Do not use this branch for production environments.
Users looking for the production release branch, see stable.
Follow @OfficialAUR
Copyright (c) 2014-2022 Auroracoin Developers
Auroracoin is a cryptocurrency for Iceland started on 24th January 2014.
It was originally based on Litecoin and later in 2016 incorporated the multi-algorithm PoW approach of DigiByte.
There was a 50% premine for distribution to Icelandic residents in 2014-2015 using national identification.
Roughly half of the airdrop coins were claimed with the other half verifiably destroyed.
Irc: #aur on freenode
Forums: http://discord.gg/Fhm4758
Reddit: http://www.reddit.com/r/auroracoin
Community: http://www.auroracoin101.is
Market: http://coinpaprika.com/coin/aur-auroracoin/
Explorer: http://chainz.cryptoid.info/aur
Announcement: https://bitcointalk.org/index.php?topic=1044432.0
Auroracoin is released under the terms of the MIT license. See COPYING for more information or see https://opensource.org/licenses/MIT.
The master
branch is regularly built and tested, but is not guaranteed to be
completely stable. Tags are created
regularly to indicate new official, stable release versions of Auroracoin.
The contribution workflow is described in CONTRIBUTING.md and useful hints for developers can be found in doc/developer-notes.md.

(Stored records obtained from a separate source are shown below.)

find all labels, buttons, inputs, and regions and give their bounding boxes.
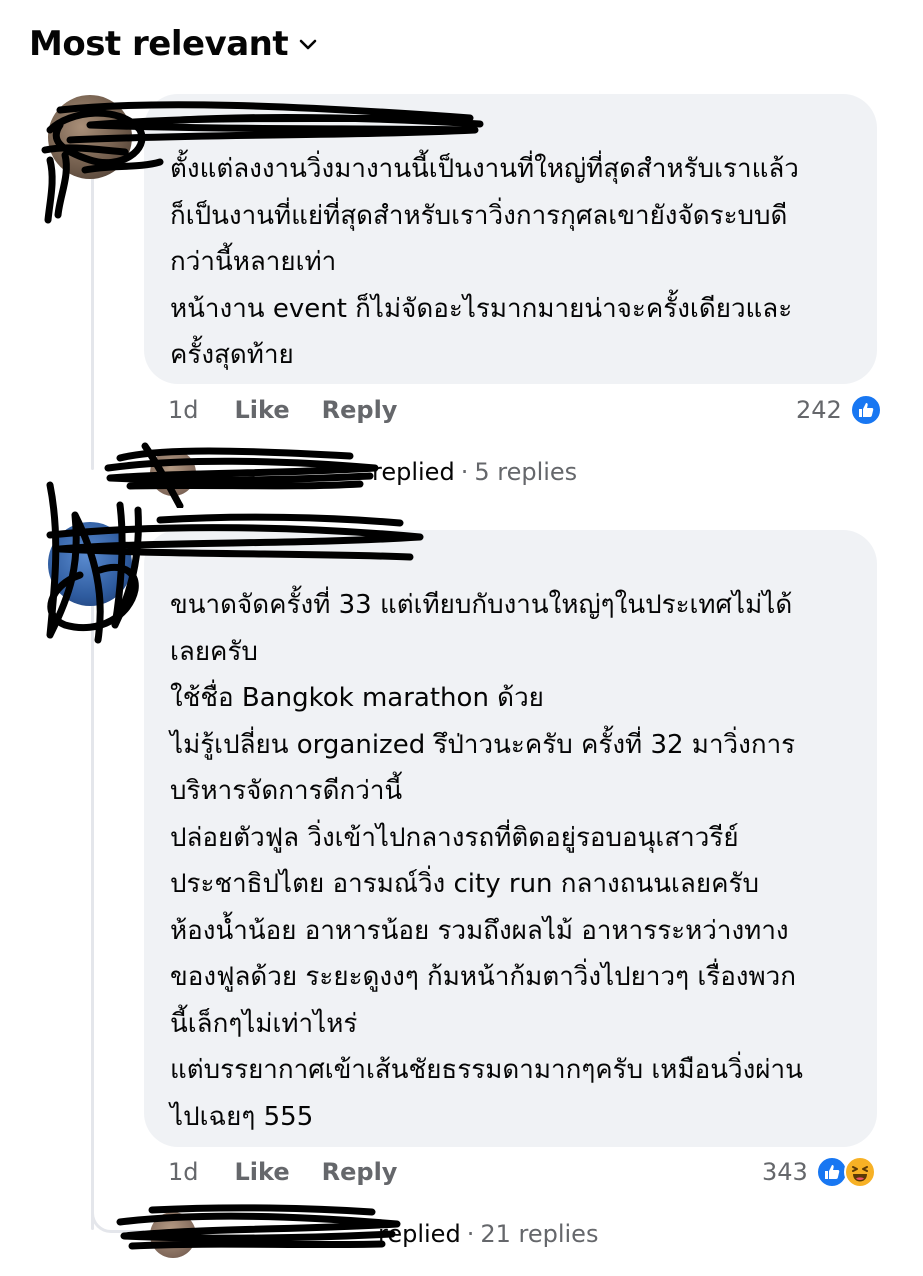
- reply-button[interactable]: Reply: [322, 396, 398, 424]
- redaction-scribble: [104, 442, 379, 508]
- reaction-summary[interactable]: 343: [762, 1152, 876, 1192]
- sort-dropdown[interactable]: Most relevant: [29, 22, 320, 66]
- avatar[interactable]: [48, 95, 132, 179]
- comment-bubble: ตั้งแต่ลงงานวิ่งมางานนี้เป็นงานที่ใหญ่ที…: [144, 94, 877, 384]
- thread-line: [91, 150, 94, 470]
- comment-meta: 1d Like Reply: [168, 1152, 429, 1192]
- comment-bubble: ขนาดจัดครั้งที่ 33 แต่เทียบกับงานใหญ่ๆใน…: [144, 530, 877, 1147]
- reaction-count: 343: [762, 1158, 808, 1186]
- replied-label: replied: [372, 458, 455, 486]
- chevron-down-icon: [298, 33, 320, 55]
- comment-meta: 1d Like Reply: [168, 390, 429, 430]
- comment-text: ตั้งแต่ลงงานวิ่งมางานนี้เป็นงานที่ใหญ่ที…: [170, 154, 799, 370]
- like-button[interactable]: Like: [235, 396, 290, 424]
- reply-count: 21 replies: [480, 1220, 599, 1248]
- comment-age[interactable]: 1d: [168, 1158, 199, 1186]
- like-button[interactable]: Like: [235, 1158, 290, 1186]
- thread-line: [91, 1190, 144, 1233]
- separator-dot: ·: [460, 458, 469, 486]
- reaction-count: 242: [796, 396, 842, 424]
- view-replies-link[interactable]: replied · 21 replies: [378, 1214, 598, 1254]
- comment-text: ขนาดจัดครั้งที่ 33 แต่เทียบกับงานใหญ่ๆใน…: [170, 590, 803, 1132]
- reply-count: 5 replies: [474, 458, 578, 486]
- thread-line: [91, 590, 94, 1230]
- reaction-summary[interactable]: 242: [796, 390, 882, 430]
- view-replies-link[interactable]: replied · 5 replies: [372, 452, 577, 492]
- separator-dot: ·: [466, 1220, 475, 1248]
- reply-button[interactable]: Reply: [322, 1158, 398, 1186]
- haha-reaction-icon: [843, 1156, 876, 1188]
- sort-label: Most relevant: [29, 24, 289, 64]
- like-reaction-icon: [849, 394, 882, 426]
- reply-avatar[interactable]: [150, 1212, 196, 1258]
- replied-label: replied: [378, 1220, 461, 1248]
- avatar[interactable]: [48, 522, 132, 606]
- reply-avatar[interactable]: [150, 450, 196, 496]
- comment-age[interactable]: 1d: [168, 396, 199, 424]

Developers are strongly encouraged to write unit tests for new code, and to
submit new unit tests for old code. Unit tests can be compiled and run
(assuming they weren't disabled in configure) with: make check
. Further details on running
and extending unit tests can be found in /src/test/README.md.

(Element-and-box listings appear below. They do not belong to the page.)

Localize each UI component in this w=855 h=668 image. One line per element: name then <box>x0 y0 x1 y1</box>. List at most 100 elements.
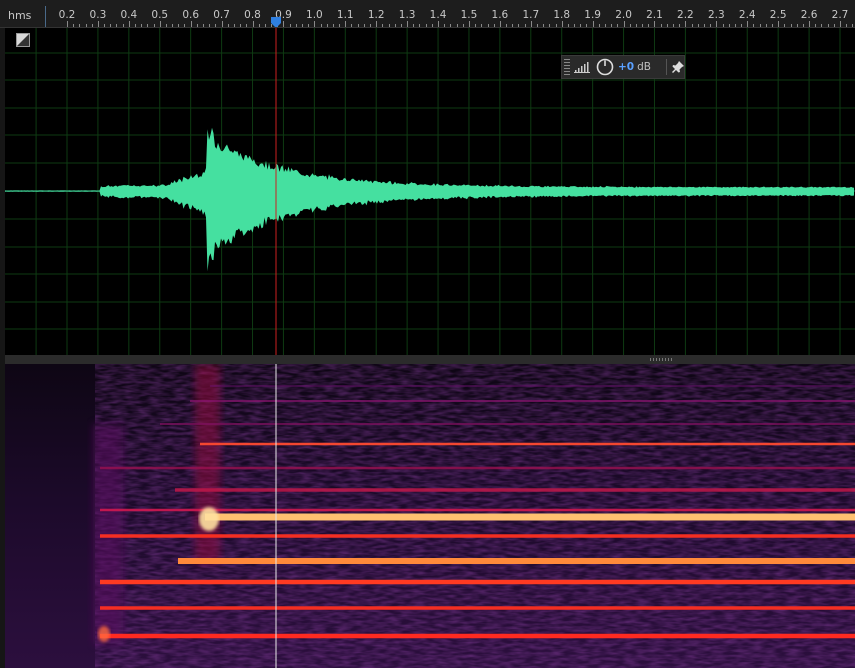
waveform-panel[interactable] <box>0 28 855 355</box>
ruler-minor-tick <box>771 24 773 27</box>
ruler-major-tick <box>221 21 223 27</box>
ruler-minor-tick <box>673 24 675 27</box>
ruler-tick-label: 1.3 <box>398 9 416 21</box>
ruler-minor-tick <box>339 24 341 27</box>
time-unit-label[interactable]: hms <box>8 9 31 22</box>
gain-value[interactable]: +0 <box>618 61 634 73</box>
ruler-minor-tick <box>660 24 662 27</box>
ruler-minor-tick <box>827 24 829 27</box>
ruler-major-tick <box>252 21 254 27</box>
ruler-major-tick <box>778 21 780 27</box>
ruler-minor-tick <box>629 24 631 27</box>
ruler-minor-tick <box>821 24 823 27</box>
ruler-tick-label: 1.2 <box>367 9 385 21</box>
hud-separator <box>666 59 667 75</box>
ruler-tick-label: 0.6 <box>182 9 200 21</box>
spectrogram-display[interactable] <box>0 364 855 668</box>
ruler-tick-label: 0.3 <box>89 9 107 21</box>
ruler-minor-tick <box>370 24 372 27</box>
ruler-minor-tick <box>326 24 328 27</box>
ruler-minor-tick <box>722 24 724 27</box>
ruler-minor-tick <box>382 24 384 27</box>
ruler-major-tick <box>530 21 532 27</box>
ruler-minor-tick <box>110 24 112 27</box>
ruler-minor-tick <box>431 24 433 27</box>
ruler-minor-tick <box>357 24 359 27</box>
ruler-minor-tick <box>512 24 514 27</box>
ruler-minor-tick <box>524 24 526 27</box>
ruler-tick-label: 1.5 <box>460 9 478 21</box>
ruler-minor-tick <box>141 24 143 27</box>
gain-hud[interactable]: +0 dB <box>561 55 685 79</box>
ruler-minor-tick <box>487 24 489 27</box>
ruler-major-tick <box>314 21 316 27</box>
ruler-major-tick <box>623 21 625 27</box>
ruler-minor-tick <box>635 24 637 27</box>
ruler-minor-tick <box>567 24 569 27</box>
ruler-minor-tick <box>79 24 81 27</box>
ruler-minor-tick <box>425 24 427 27</box>
ruler-minor-tick <box>784 24 786 27</box>
ruler-minor-tick <box>301 24 303 27</box>
spectrogram-panel[interactable] <box>0 364 855 668</box>
ruler-minor-tick <box>734 24 736 27</box>
panel-divider[interactable] <box>0 355 855 364</box>
ruler-minor-tick <box>759 24 761 27</box>
ruler-minor-tick <box>184 24 186 27</box>
ruler-minor-tick <box>116 24 118 27</box>
ruler-minor-tick <box>802 24 804 27</box>
ruler-minor-tick <box>741 24 743 27</box>
ruler-major-tick <box>190 21 192 27</box>
ruler-minor-tick <box>543 24 545 27</box>
ruler-minor-tick <box>598 24 600 27</box>
ruler-minor-tick <box>493 24 495 27</box>
playhead-marker-icon[interactable] <box>271 17 281 28</box>
ruler-major-tick <box>407 21 409 27</box>
ruler-minor-tick <box>444 24 446 27</box>
spectral-toggle-icon[interactable] <box>16 33 30 47</box>
hud-drag-handle-icon[interactable] <box>564 59 570 75</box>
ruler-minor-tick <box>666 24 668 27</box>
ruler-minor-tick <box>691 24 693 27</box>
ruler-minor-tick <box>580 24 582 27</box>
ruler-tick-label: 1.7 <box>522 9 540 21</box>
ruler-minor-tick <box>518 24 520 27</box>
ruler-tick-label: 2.7 <box>831 9 849 21</box>
time-ruler[interactable]: hms 0.2 0.3 0.4 0.5 0.6 0.7 0.8 0.9 1.0 1.1 1.2 1.3… <box>0 0 855 28</box>
gain-unit: dB <box>637 61 651 73</box>
level-meter-icon[interactable] <box>574 61 592 73</box>
ruler-tick-label: 1.6 <box>491 9 509 21</box>
ruler-major-tick <box>747 21 749 27</box>
ruler-minor-tick <box>165 24 167 27</box>
waveform-display[interactable] <box>0 28 855 355</box>
ruler-tick-label: 0.7 <box>213 9 230 21</box>
ruler-minor-tick <box>153 24 155 27</box>
ruler-tick-label: 0.4 <box>120 9 138 21</box>
ruler-tick-label: 2.3 <box>707 9 725 21</box>
ruler-minor-tick <box>122 24 124 27</box>
ruler-minor-tick <box>91 24 93 27</box>
ruler-minor-tick <box>833 24 835 27</box>
waveform-trace <box>5 127 854 272</box>
ruler-minor-tick <box>240 24 242 27</box>
ruler-minor-tick <box>104 24 106 27</box>
divider-grip-icon[interactable] <box>650 358 672 361</box>
ruler-minor-tick <box>462 24 464 27</box>
ruler-major-tick <box>128 21 130 27</box>
ruler-major-tick <box>376 21 378 27</box>
gain-knob-icon[interactable] <box>596 58 614 76</box>
ruler-minor-tick <box>536 24 538 27</box>
ruler-minor-tick <box>765 24 767 27</box>
ruler-minor-tick <box>753 24 755 27</box>
ruler-major-tick <box>283 21 285 27</box>
ruler-minor-tick <box>258 24 260 27</box>
ruler-separator <box>45 6 46 27</box>
ruler-major-tick <box>499 21 501 27</box>
attack-hotspot <box>199 507 219 531</box>
pin-icon[interactable] <box>671 60 685 74</box>
ruler-tick-label: 1.1 <box>336 9 354 21</box>
ruler-tick-label: 2.6 <box>800 9 818 21</box>
ruler-major-tick <box>438 21 440 27</box>
ruler-tick-label: 2.5 <box>769 9 787 21</box>
ruler-minor-tick <box>394 24 396 27</box>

There are also regression and integration tests, written in Python, that are run automatically on the build server.
These tests can be run (if the test dependencies are installed) with: test/functional/test_runner.py
The Travis CI system makes sure that every pull request is built for Windows, Linux, and macOS, and that unit/sanity tests are run automatically.

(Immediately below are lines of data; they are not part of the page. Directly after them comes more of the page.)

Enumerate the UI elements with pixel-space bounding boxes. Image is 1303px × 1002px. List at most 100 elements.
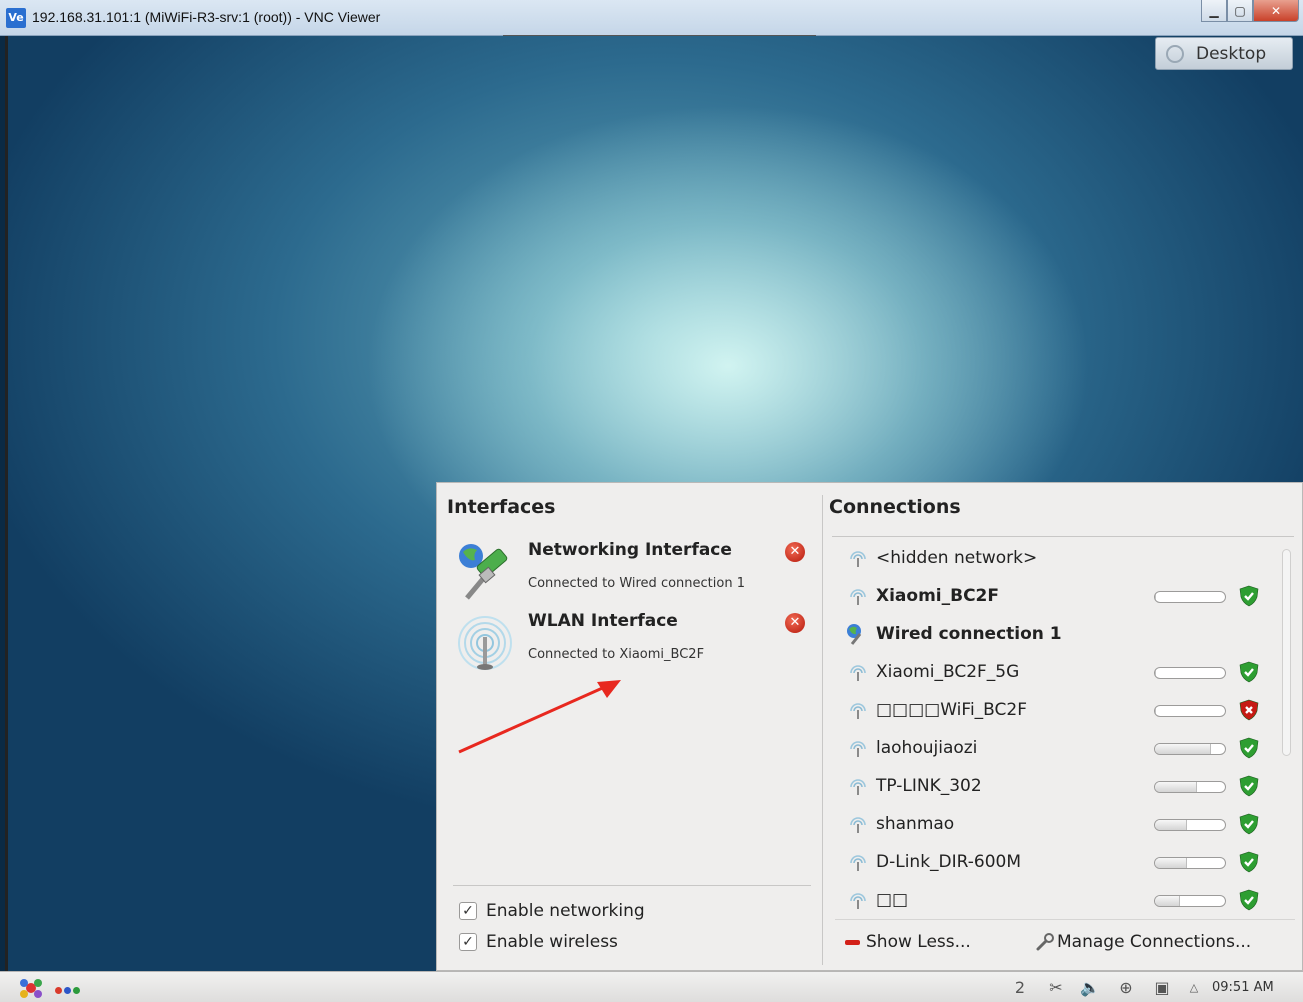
signal-strength-bar — [1154, 667, 1226, 679]
signal-strength-bar — [1154, 857, 1226, 869]
wired-network-icon — [847, 624, 862, 645]
connections-list: <hidden network> Xiaomi_BC2F Wired connect… — [841, 540, 1281, 920]
annotation-arrow-icon — [458, 680, 621, 754]
options-separator — [453, 885, 811, 886]
pager-widget[interactable]: 2 — [1008, 976, 1032, 998]
manage-connections-button[interactable]: Manage Connections... — [1035, 932, 1251, 952]
connection-name: TP-LINK_302 — [876, 776, 982, 796]
maximize-button[interactable]: ▢ — [1227, 0, 1253, 22]
interface-status: Connected to Wired connection 1 — [528, 576, 745, 591]
connection-name: Xiaomi_BC2F — [876, 586, 1000, 606]
connections-heading-underline — [832, 536, 1294, 537]
signal-strength-bar — [1154, 743, 1226, 755]
connection-item[interactable]: D-Link_DIR-600M — [841, 844, 1281, 882]
network-icon[interactable]: ⊕ — [1114, 976, 1138, 998]
interface-status: Connected to Xiaomi_BC2F — [528, 647, 705, 662]
minimize-button[interactable]: ▁ — [1201, 0, 1227, 22]
show-less-button[interactable]: Show Less... — [845, 932, 971, 952]
connection-name: shanmao — [876, 814, 955, 834]
show-less-label: Show Less... — [866, 932, 971, 952]
desktop-button[interactable]: Desktop — [1155, 37, 1293, 70]
connection-item[interactable]: shanmao — [841, 806, 1281, 844]
wifi-signal-icon — [850, 589, 866, 605]
signal-strength-bar — [1154, 781, 1226, 793]
signal-strength-bar — [1154, 819, 1226, 831]
checkmark-icon[interactable]: ✓ — [459, 933, 477, 951]
connection-item[interactable]: Wired connection 1 — [841, 616, 1281, 654]
wifi-signal-icon — [850, 893, 866, 909]
secure-shield-icon — [1239, 775, 1259, 797]
wired-network-icon — [459, 544, 508, 600]
disconnect-icon[interactable]: ✕ — [785, 542, 805, 562]
pager-dot — [64, 987, 71, 994]
insecure-shield-icon — [1239, 699, 1259, 721]
connection-name: <hidden network> — [876, 548, 1038, 568]
column-divider — [822, 495, 823, 965]
minus-icon — [845, 939, 860, 945]
signal-strength-bar — [1154, 705, 1226, 717]
printer-icon[interactable]: ▣ — [1150, 976, 1174, 998]
vnc-titlebar: Ve 192.168.31.101:1 (MiWiFi-R3-srv:1 (ro… — [0, 0, 1303, 36]
connection-name: □□□□WiFi_BC2F — [876, 700, 1027, 720]
wifi-signal-icon — [850, 779, 866, 795]
wireless-antenna-icon — [458, 616, 512, 670]
connection-item[interactable]: Xiaomi_BC2F_5G — [841, 654, 1281, 692]
wifi-signal-icon — [850, 551, 866, 567]
connection-item[interactable]: Xiaomi_BC2F — [841, 578, 1281, 616]
taskbar: 2 ✂ 🔈 ⊕ ▣ △ 09:51 AM — [0, 971, 1303, 1002]
wifi-signal-icon — [850, 855, 866, 871]
wifi-signal-icon — [850, 665, 866, 681]
tray-expand-icon[interactable]: △ — [1182, 976, 1206, 998]
checkmark-icon[interactable]: ✓ — [459, 902, 477, 920]
disconnect-icon[interactable]: ✕ — [785, 613, 805, 633]
connection-item[interactable]: □□ — [841, 882, 1281, 920]
pager-number: 2 — [1014, 977, 1026, 997]
enable-wireless-checkbox[interactable]: ✓ Enable wireless — [459, 932, 618, 952]
secure-shield-icon — [1239, 851, 1259, 873]
volume-icon[interactable]: 🔈 — [1078, 976, 1102, 998]
desktop-button-label: Desktop — [1196, 43, 1267, 64]
pager-dot — [73, 987, 80, 994]
enable-networking-checkbox[interactable]: ✓ Enable networking — [459, 901, 645, 921]
secure-shield-icon — [1239, 813, 1259, 835]
wifi-signal-icon — [850, 703, 866, 719]
connection-name: laohoujiaozi — [876, 738, 978, 758]
interface-name: Networking Interface — [528, 540, 732, 560]
connection-item[interactable]: TP-LINK_302 — [841, 768, 1281, 806]
interfaces-heading: Interfaces — [447, 496, 556, 518]
connection-item[interactable]: <hidden network> — [841, 540, 1281, 578]
wrench-icon — [1036, 933, 1054, 951]
interface-item-networking[interactable]: Networking Interface Connected to Wired … — [457, 540, 817, 606]
connections-scrollbar[interactable] — [1282, 549, 1291, 756]
connection-item[interactable]: □□□□WiFi_BC2F — [841, 692, 1281, 730]
pager-dots[interactable] — [55, 987, 80, 994]
connections-heading: Connections — [829, 496, 961, 518]
desktop-activity-icon — [1166, 44, 1184, 63]
wifi-signal-icon — [850, 817, 866, 833]
connection-item[interactable]: laohoujiaozi — [841, 730, 1281, 768]
secure-shield-icon — [1239, 737, 1259, 759]
window-title: 192.168.31.101:1 (MiWiFi-R3-srv:1 (root)… — [32, 9, 381, 25]
clock: 09:51 AM — [1212, 980, 1274, 995]
connection-name: □□ — [876, 890, 909, 910]
vnc-app-icon[interactable]: Ve — [6, 8, 26, 28]
interface-name: WLAN Interface — [528, 611, 678, 631]
secure-shield-icon — [1239, 889, 1259, 911]
window-controls: ▁ ▢ ✕ — [1201, 0, 1299, 22]
connection-name: D-Link_DIR-600M — [876, 852, 1022, 872]
manage-connections-label: Manage Connections... — [1057, 932, 1252, 952]
signal-strength-bar — [1154, 591, 1226, 603]
secure-shield-icon — [1239, 585, 1259, 607]
start-menu-icon[interactable] — [18, 976, 44, 1000]
pager-dot — [55, 987, 62, 994]
network-manager-popup: Interfaces Connections Networking Interf… — [436, 482, 1303, 971]
close-button[interactable]: ✕ — [1253, 0, 1299, 22]
connection-name: Xiaomi_BC2F_5G — [876, 662, 1020, 682]
enable-wireless-label: Enable wireless — [486, 932, 618, 952]
scissors-icon[interactable]: ✂ — [1044, 976, 1068, 998]
interface-item-wlan[interactable]: WLAN Interface Connected to Xiaomi_BC2F … — [457, 611, 817, 677]
connection-name: Wired connection 1 — [876, 624, 1062, 644]
enable-networking-label: Enable networking — [486, 901, 645, 921]
wifi-signal-icon — [850, 741, 866, 757]
signal-strength-bar — [1154, 895, 1226, 907]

Changes should be tested by somebody other than the developer who wrote the code. This is especially important for large or high-risk changes. It is useful to add a test plan to the pull request description if testing the changes is not straightforward.
Developers are encouraged to create tools for Auroracoin to support the adoption of Auroracoin.
Such software, e.g. for payments, will help Icelanders start using the currency in their daily lives.